タン・ナ(…字が出ないのでカタカナ) 『靴に恋する人魚』
『人魚』ではもちろんビビスーもダンカンくんもよかったんだけど、タン・ナ小姐は久々に顔を見たし、金髪かつらをかぶっての二役がなかなか楽しかったのでエントリーした次第。
李心潔(アンジェリカ・リー) 『ディバージェンス』
アジアンホラーの女王、アンジェリカちゃん。まーさー、出ている映画はもちろんホラーばかりではないんだけどね。この映画では地味地味ーなヒロインだったけど、クライマックスシーンのアーロン突き飛ばしがあまりにも見事だったので、これだけでエントリー決定。今度は非ホラー映画でも評判を呼んでね、アンジェちゃーん。
新人賞
周杰倫(ジェイ・チョウ) 『頭文字D』
…いやもう、ジェイはいうまでもないだろう。そしてきっと来年の金像の新演員奨も堅いでしょう。でもその前に来日コンサートを楽しみにして待っていなければ。
監督賞
馮徳倫(スティーブン・フォン) 『精武家庭』 『エンター・ザ・フェニックス』
いやー、ジョニーさんでもホーチョンでもなく、今年はステ監督の年だったわ。もうこれも言わなくてもオッケイ…かな?ステ監督、ずーっと応援してますよ、ホントに!
その他スタッフ賞
張叔平(ウィリアム・チャン) 『長恨歌』 『ディバージェンス』他
…あ、これって、去年と同じか。もう笑ってよ、はははははは。
こうやって観てみると、今年は実に香港映画ばっか観ていたなーということが見事にわかる。あまりにも観まくっていたので、新作・旧作合わせて何本観たか数えていないし。…まぁそのぶん、劇場でハリウッドや韓国映画を観なくなってしまったんだが。劇場で観たいと思わせてくれる洋画もなくなっちゃったしさ。

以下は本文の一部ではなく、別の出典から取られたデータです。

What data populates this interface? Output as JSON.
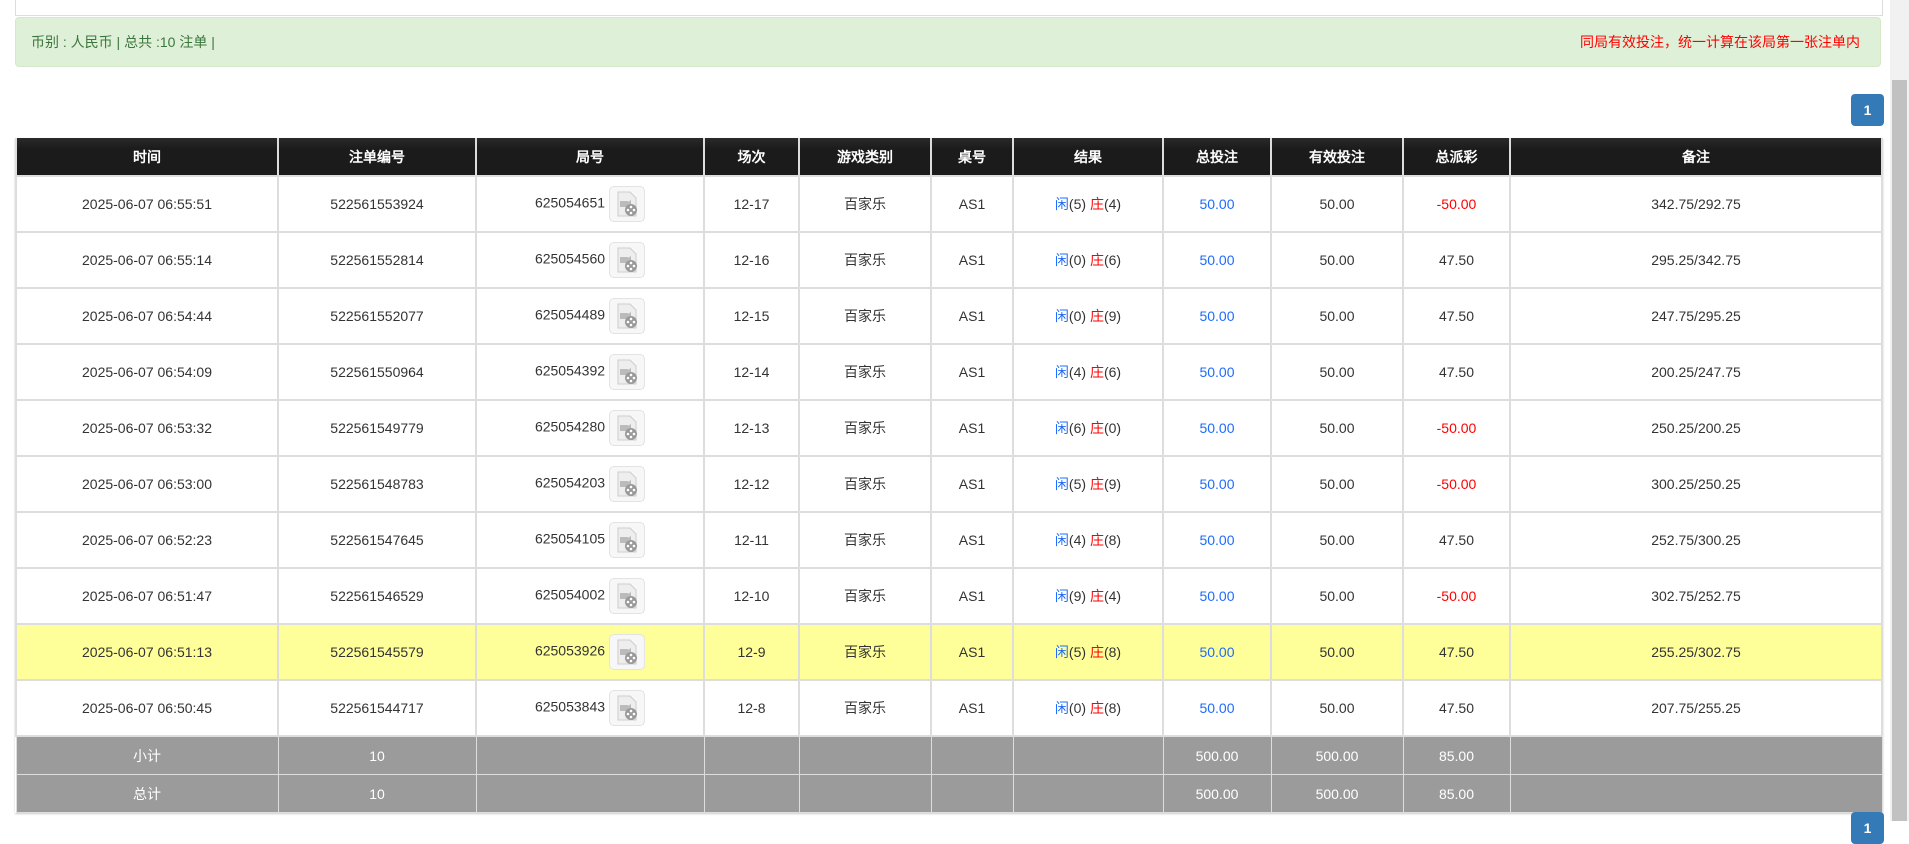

でも、ここ数年減少状態だった香港映画の劇場上映も、モーニング&レイトショーや単館上映でだけど、だんだん増えてきているのは嬉しい。もっとも急に全国公開が決まって充分PRできないままコケてしまった『七剣』みたいな例もあるけど…(泣)。
来年は六本木にアジア映画専門シネコンなるものができ、上映ラインナップ(でもほとんど韓国)の中にもステ監督作品が入っていたりするし、『忘不了』や『SPL』も公開が決定しているので、今後日本で香港映画の新作を観る機会も増えるんだろう。もっとも気になるのは、質の高い作品が増えたのに反比例して、香港現地での映画の製作本数がますます減っているらしいこと…。でも『2046』もNY映画批評家協会賞の外国語映画賞&撮影賞を受賞したりして(参考:asahi.com)、海外での評価も高まっているから、それを発奮材料にしていい映画を作ってほしいんだけどなー。
今後の楽しみは金城くん&學友さんの《如果・愛(はたして邦題は決まったのか?)》に、リヨン&チャッピーが東京でホストをやる映画(《情義我心知》)かな。
ともかく、来年の香港&中華電影界の発展を願って、お開きにさせていただきます。ここまでお読みいただき、ありがとうございました。m(_ _)m。